Push Notifications to Provide Valuable Information
Bluetooth beacons can be used to send event attendees location-specific information. Some options for using beacons in this way include:
- Greeting attendees when they arrive at your event with an invitation to check in
- Sending a welcome message after check-in, reminding attendees to enable the event app
- Sending menu or food-vendor information when an attendee enters the dining area
- Inviting attendees to visit sponsorship booths when they’re in proximity
- Placing a beacon at the entrance to each session room for contactless check-in
- Using beacons to remind attendees to complete post-session surveys after each session
- Launching a product demo video or sales information for exhibitors when attendees enter their booths
Beacons to Personalize the Event Experience
Beacons can be personalized too. One way to do this is to ask attendees to fill out a quick survey, during registration or in the event app. This should be tailored to provide some insight into specific areas of interest.
With this information, you can then tailor beacons to trigger based on each person’s profile. For instance, attendees might get invitations to visit booths as they walk by, depending on their interest profile.
Another option is to create “matchmaking” opportunities by matching attendees with others based on complementary profile information. Attendees then receive a notification when they walk by an exhibitor or sponsor booth that might be of interest to them.
Attendees can also receive content suggestions based on their own tracked activity. For instance, people who attend a particular session may be invited to other sessions or booths that offer related content.
Gamification to Enhance Attendee Engagement
Beacons are the perfect technology to pair with an event app or use as a standalone option for driving gamification. Some ways to use beacons with gamification elements include:
- Beacons can trigger an automatic check-in for a location-based scavenger hunt that encourages attendees to explore the event space.
- Prompt attendees to take a selfie or photo for an item-based scavenger hunt.
- Send survey or quiz questions at targeted locations.

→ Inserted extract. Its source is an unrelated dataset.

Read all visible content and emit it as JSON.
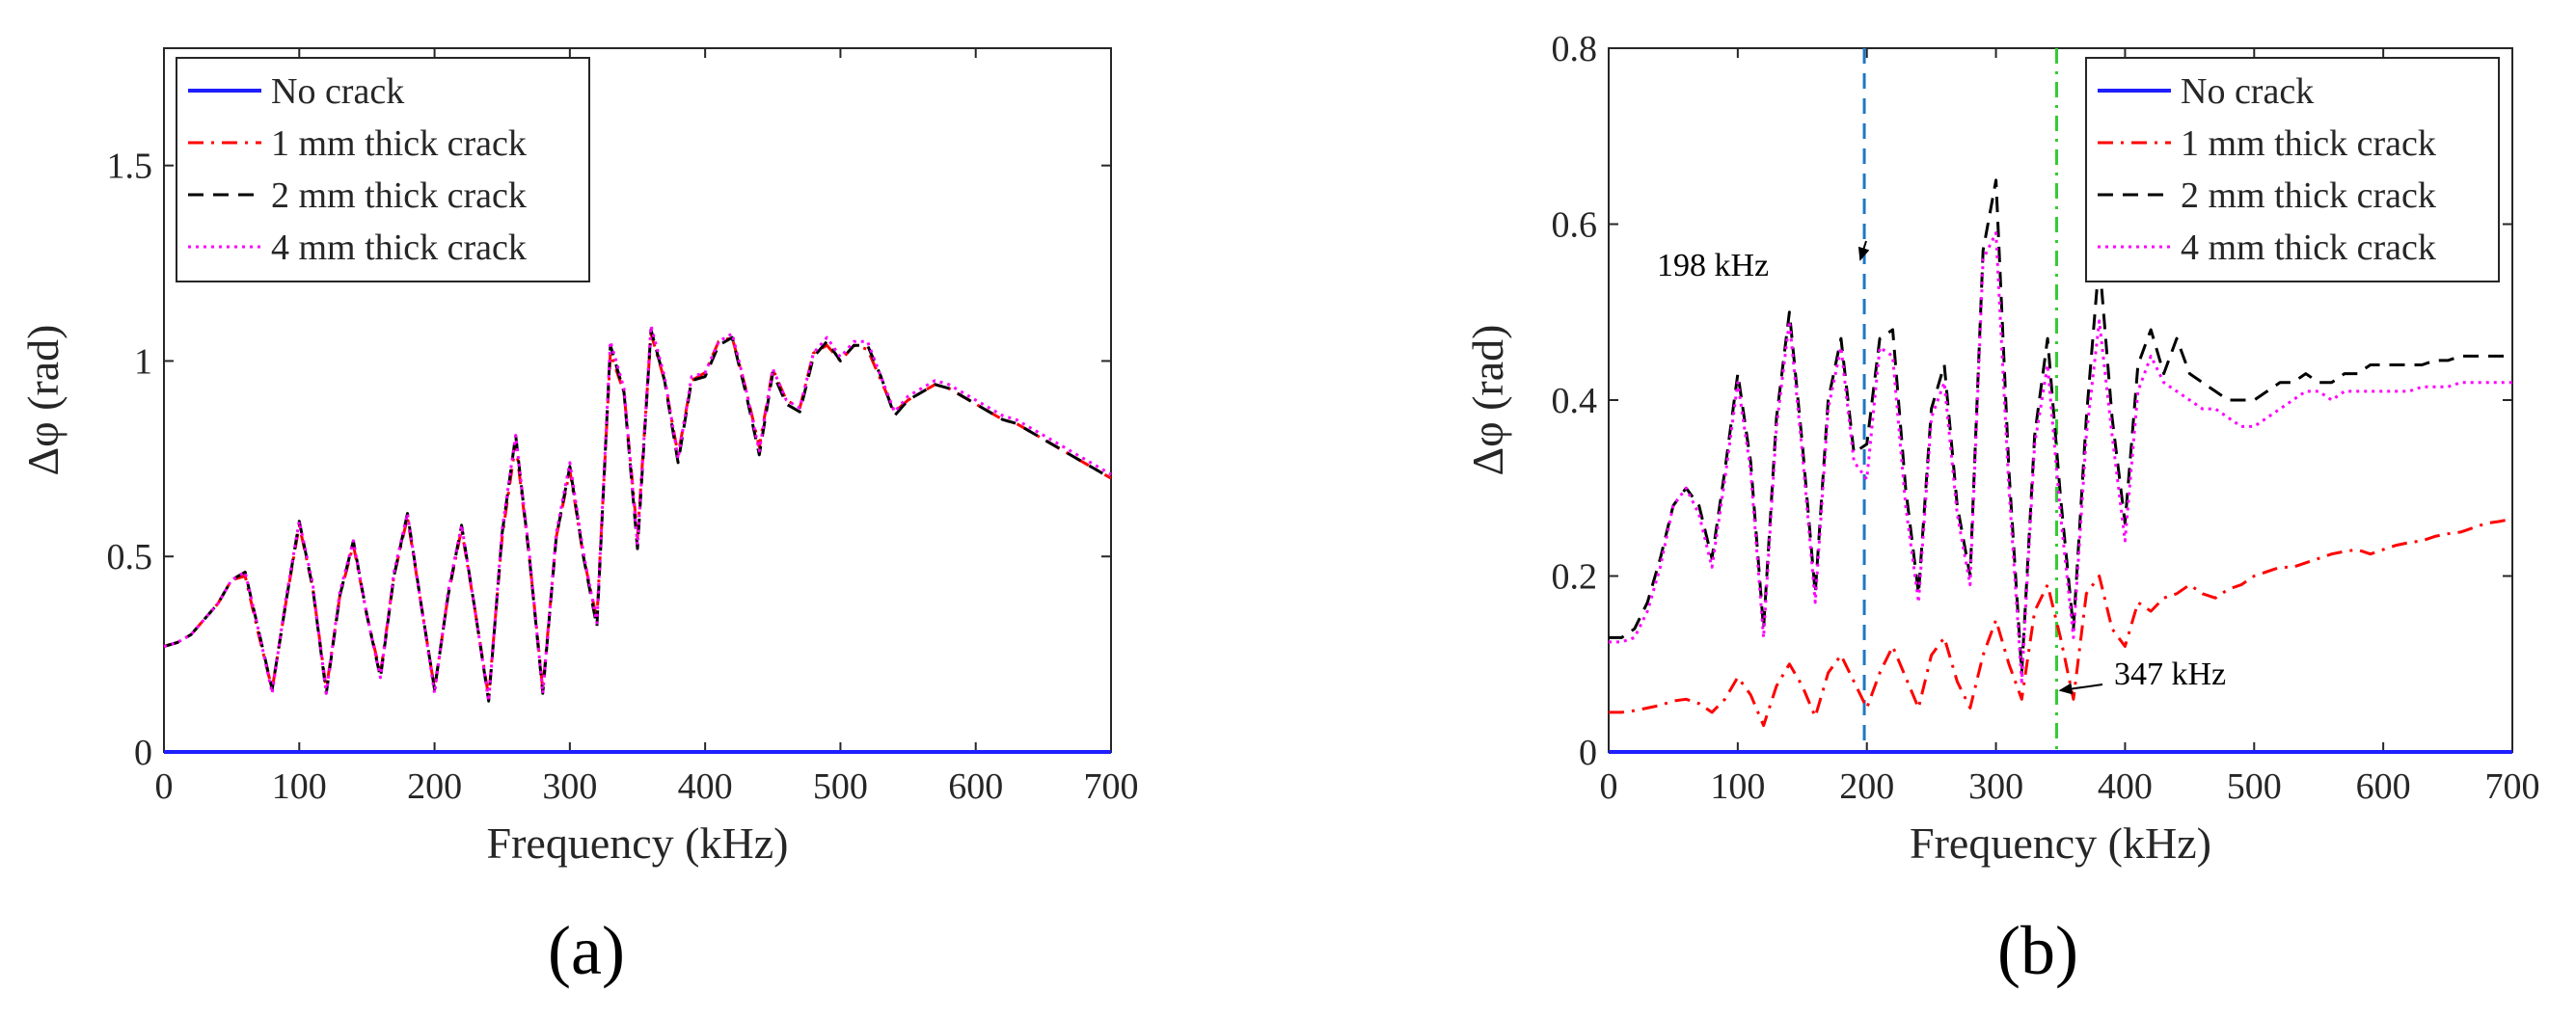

Beacon Technology Helps Event Organizers
Using beacons at an event can vastly improve the event experience for attendees. But it can improve the event for organizers too. While beacons are quietly improving the event for attendees, every push notification, check-in, and transaction also provides data on how people behave at the event. Beacon technology provides you with hard data on how attendee traffic ebbs and flows as the event progresses. It tells you what the most popular sessions are, for how long people attended those sessions, and whether they left early. It can help you determine the most successful sponsor booth and exhibit locations. In short, it can provide you with a wealth of information that you can use to make future events even better.
Beacon Technology Can Take Your Event to the Next Level
Beacon technology has huge potential to improve the event experience, and not just for attendees. This tech can also improve traffic for sponsors and exhibitors and can even provide valuable data for event organizers. But remember: Beacon technology should add real value for attendees. With this strategy, you’ll enhance your event, increase app usage, and improve attendee engagement all at the same time.